The “full” sign on Vicksburg prompted Gov. Haley Barbour to announce that a National Guard unit from Indiana is headed to the city to provide medical care indefinitely, said Rick Stone, a nurse anesthetist at River Region Medical Center and Red Cross volunteer.
The 52-person mobile unit, which includes a physician, three physician assistants, LPNs and medics, is a self-contained unit with 19 vehicles, cooks, mechanics and drivers. The A Company 205th Area Main Support Battalion 38th Infantry Division from Camp Aterberry in Indiana will be in Vicksburg this afternoon and will stay at the City Auditorium. Their services may be used by all evacuees, whether they are in shelters, hotels or with family and friends, Stone said.
“This will give some of our doctors and nurses a break,” Connelly said. “While we have these resources, we need to use them.”
The announcements came as Vicksburg Warren School District Superintendent James Price said registration of new students from the hurricane-stricken areas will begin this morning at 8. A team will be in place with application forms at the city’s largest shelter, Vicksburg Convention Center, and move later to shelters at First Baptist and Bowmar Baptist.
“We’ll take as many as we have to,” said the superintendent of the district that had about 9,000 students when the school year began Aug. 10.
Price last week said the district would be able to take up to about 250 students, but Sunday he said new accommodations have been made.
He said the district plans to hire teachers and former school bus drivers from among the evacuees.
Registration for evacuees will continue at 8 a.m.

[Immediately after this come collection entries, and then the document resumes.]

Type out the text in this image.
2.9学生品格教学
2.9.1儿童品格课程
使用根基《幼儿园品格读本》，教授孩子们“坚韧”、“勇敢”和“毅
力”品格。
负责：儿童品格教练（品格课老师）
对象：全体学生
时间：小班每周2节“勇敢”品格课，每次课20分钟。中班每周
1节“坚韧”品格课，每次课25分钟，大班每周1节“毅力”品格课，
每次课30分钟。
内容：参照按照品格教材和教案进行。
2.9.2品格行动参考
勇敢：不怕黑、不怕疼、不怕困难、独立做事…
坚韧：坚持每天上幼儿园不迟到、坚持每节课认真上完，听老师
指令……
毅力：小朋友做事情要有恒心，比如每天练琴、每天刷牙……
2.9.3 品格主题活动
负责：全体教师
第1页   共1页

Tuesday at the district’s administration building.
Local schools have been closed for a week and are scheduled to reopen Tuesday.
Price cautioned residents whose roads are still blocked by downed trees to take students to main roads where they can be seen by bus drivers.
“This is a major step for our community,” Price said. “We need our children to assume somewhat of a normal routine.”
Meanwhile, normalcy continued to creep into the community as Entergy and contracted power companies restored electricity to more homes and businesses.
Customer service manager Don Arnold said 6,618 customers were without power as nightfall approached Sunday, down from about 7,000 the day before and 22,000 on Tuesday.
“We’re getting more help as we go,” Arnold said, explaining that the number working to restore electricity was up to 374 Sunday night.
Sunday brought a full week that evacuees from the Gulf Coast have been steadily pouring into Vicksburg.
During the hectic week, law officers said the area appears to have begun to calm down from the high winds, long gas lines and power outages.
“It’s not near about as bad as it was,” Capt. Mark Culbertson, chief of detectives with the Vicksburg Police Department said Sunday. “Hopefully it will continue to slow down.”
No arrests were made in the city over the weekend for price gouging or fights at the pumps. Nine arrests had been made last week and two reports of gouging were filed, Culbertson said.
Warren County Sheriff Martin Pace agreed that things in the county had slowed down, possibly to the point that frivolity had creeped in.
At 5 Sunday morning, he said, two young women on horses were arrested after greeting gas customers as they rode up topless at a station off U.S. 61 North. They were charged with public drunk and public indecency, he said.